A libertarian think tank is taking its fight against the Jones Act to the streets.

Washington-based Cato Institute has rented two billboards on interstate highways near Newark Liberty International Airport in northern New Jersey and in the northeast Bronx, blaming the nearly-century old law for creating traffic jams while directing drivers to BlameJonesAct.com.

"Less than 5% of the volume of US domestic freight is transported by water, whereas the comparable figure in Europe is 20%," said Dan Ikenson, the director of Cato's Herbert A. Stifel Center for Trade Policy Studies.

"Ending the Jones Act would alleviate the nation's growing traffic problem and many other problems."

The law, passed in 1920, requires ships carrying goods between American ports are US-built and crewed.

In a paper last summer Ikenson, Colin Grabow and Inu Manak argued, in part, that without the Jones Act more cargo would be transported via water, taking tractor-trailers off the country's highways and decongesting its busiest rights of way.

Proponents of the law say protecting the domestic shipping industry creates jobs and drives investment while serving US national security interests.

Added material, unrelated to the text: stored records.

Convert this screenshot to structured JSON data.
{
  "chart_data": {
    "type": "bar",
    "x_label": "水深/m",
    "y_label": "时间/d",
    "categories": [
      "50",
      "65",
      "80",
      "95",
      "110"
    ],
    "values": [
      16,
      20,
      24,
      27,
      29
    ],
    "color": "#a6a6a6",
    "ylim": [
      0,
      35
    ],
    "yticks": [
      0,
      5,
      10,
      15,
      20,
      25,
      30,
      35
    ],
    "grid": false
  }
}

BlameJonesAct.com brings visitors to a page called the "Cato Institute Project on Jones Act Reform" with links to posts, papers and videos on the issue.

The billboards are the latest broadside against the Jones Act to come out of Washington.

Last month, Republican senator from Utah Mike Lee introduced legislation to repeal the law.

In a release, he said without the Jones Act "all qualified vessels" would be able to engage in US domestic trades.

"It is long past time to repeal the Jones Act entirely so that Alaskans, Hawaiians, and Puerto Ricans aren’t forced to pay higher prices for imported goods," he said.

The American Maritime Partnership said if the bill became law it would "outsource hundreds of thousands of American jobs."

Lee had submitted similar legislation twice prior, once in 2010 and once in 2017.